Uncle Merle Gray
after the funeral service, loosely transcribed from tape
December 15, 2004
These are some of my memories of Butch [Carl] Pearce. He joined the Navy in the early 60’s. I visited him down there several times at the Pautuxent Naval Air Station. I had only started trucking about three or four years before this, in ‘59. And of course we talked about trucking and all that. When he got home on furlough one time, I was loaded for the east, New York City. He asked me about going along, but we weren’t allowed really to take anybody in the cab. You know me. I took him in and made different arrangements. We’re going down that Pennsylvania Turnpike, three and a half hours, and he sat over in that seat across from me and watched every move I was making: the gear shift, clutch, air brake, the big steering wheel was like 30-inches across, When we got out of that last tunnel at the 200-mile mark, Blue Mountain Tunnel, the road from there is as straight as a string for the next 27 miles to Carlisle. And he asked me, he says, “Unk, would you let me drive this thing?” I said, “Sure. Why not!” I pulled over in a wide spot there and got him in the side. I told him exactly how to start out, shift the gears, and he did real well. That was the first time he’d ever had a hold of the steering wheel—at that time it was only a 14-wheeler. So we drove down there and before we got to the exit, he pulled over and I took over. We went on and delivered that load and came back with another. We stayed at a motel in Allentown, but all he wanted to do from there on was talk about trucking.
That’s what got him started. From there he went to driving school down in Bedford, Pennsylvania. Next he got a job over at Freeport Transport hauling what we always called “poverty biscuits,” firebricks for the furnaces in the steel industry. We called them that because the freight rate on them was very low. He was with them about two years, and finally he saw that I was doing fairly well with my Autocar and he wanted to know if I’d buy him a truck and start him in business. Again, I said, “Sure. Why not!”

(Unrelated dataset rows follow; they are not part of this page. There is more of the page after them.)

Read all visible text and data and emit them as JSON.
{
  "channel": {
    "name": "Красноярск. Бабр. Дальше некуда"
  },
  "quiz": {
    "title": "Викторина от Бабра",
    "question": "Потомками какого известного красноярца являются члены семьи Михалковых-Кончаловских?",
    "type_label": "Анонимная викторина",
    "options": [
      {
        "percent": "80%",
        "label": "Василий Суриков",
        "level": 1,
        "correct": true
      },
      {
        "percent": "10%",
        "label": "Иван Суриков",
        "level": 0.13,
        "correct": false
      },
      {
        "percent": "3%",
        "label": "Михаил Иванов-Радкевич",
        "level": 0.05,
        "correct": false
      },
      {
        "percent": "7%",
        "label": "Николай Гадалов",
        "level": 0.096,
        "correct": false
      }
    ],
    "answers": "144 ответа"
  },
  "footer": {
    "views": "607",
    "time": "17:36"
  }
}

We went over to Kittaning and order him a 7000 White carover with a 250 Cummins. It was a 10-wheeler. We got him signed on with me over at Daniels Motor Fright, and he did real well. He put 985,000 miles on that truck. He wanted so desperately to go for that million mark, but the engine went on it, and we tried to get a new, bigger, more powerful engine, but it just wouldn’t fit. So he got the big Peterbuilt, and he did very well with that for quite a few years, then he got a beautiful green Volvo. That truck had almost a million miles when he took over. He had very good luck with it. As we said, Carl always knew what to do when something went wrong.
I feel greatly responsible for getting him started in his position. One other thing: they bought a lovely little home over in Natrona Heights, him and Jeannie. His dad was over there Saturday after Saturday after Saturday helping him fix up and repair. They decided the garage was a little past repairing, so they tore the garage down. They had no place to get rid of all that material, so they loaded it on the trailer and took it over along Rt. 228 to a wide place where I parked my truck. We put it all off there in a pile, and low and behold that stuff was so dry, like straw, that when we lit it on fire, it took off. Right above our heads, about 12 or 15-feet, there was a main telephone line inside a lead cable. We looked up and got to thinking, “What could we do?” There was really nothing we could do. We actually saw that lead cable start to sag, but thank the good Lord that it finally cooled enough that it didn’t melt through. That is my main remembrance of Carl Pearce. We were always close; we always classified him as our fourth son. Thank you.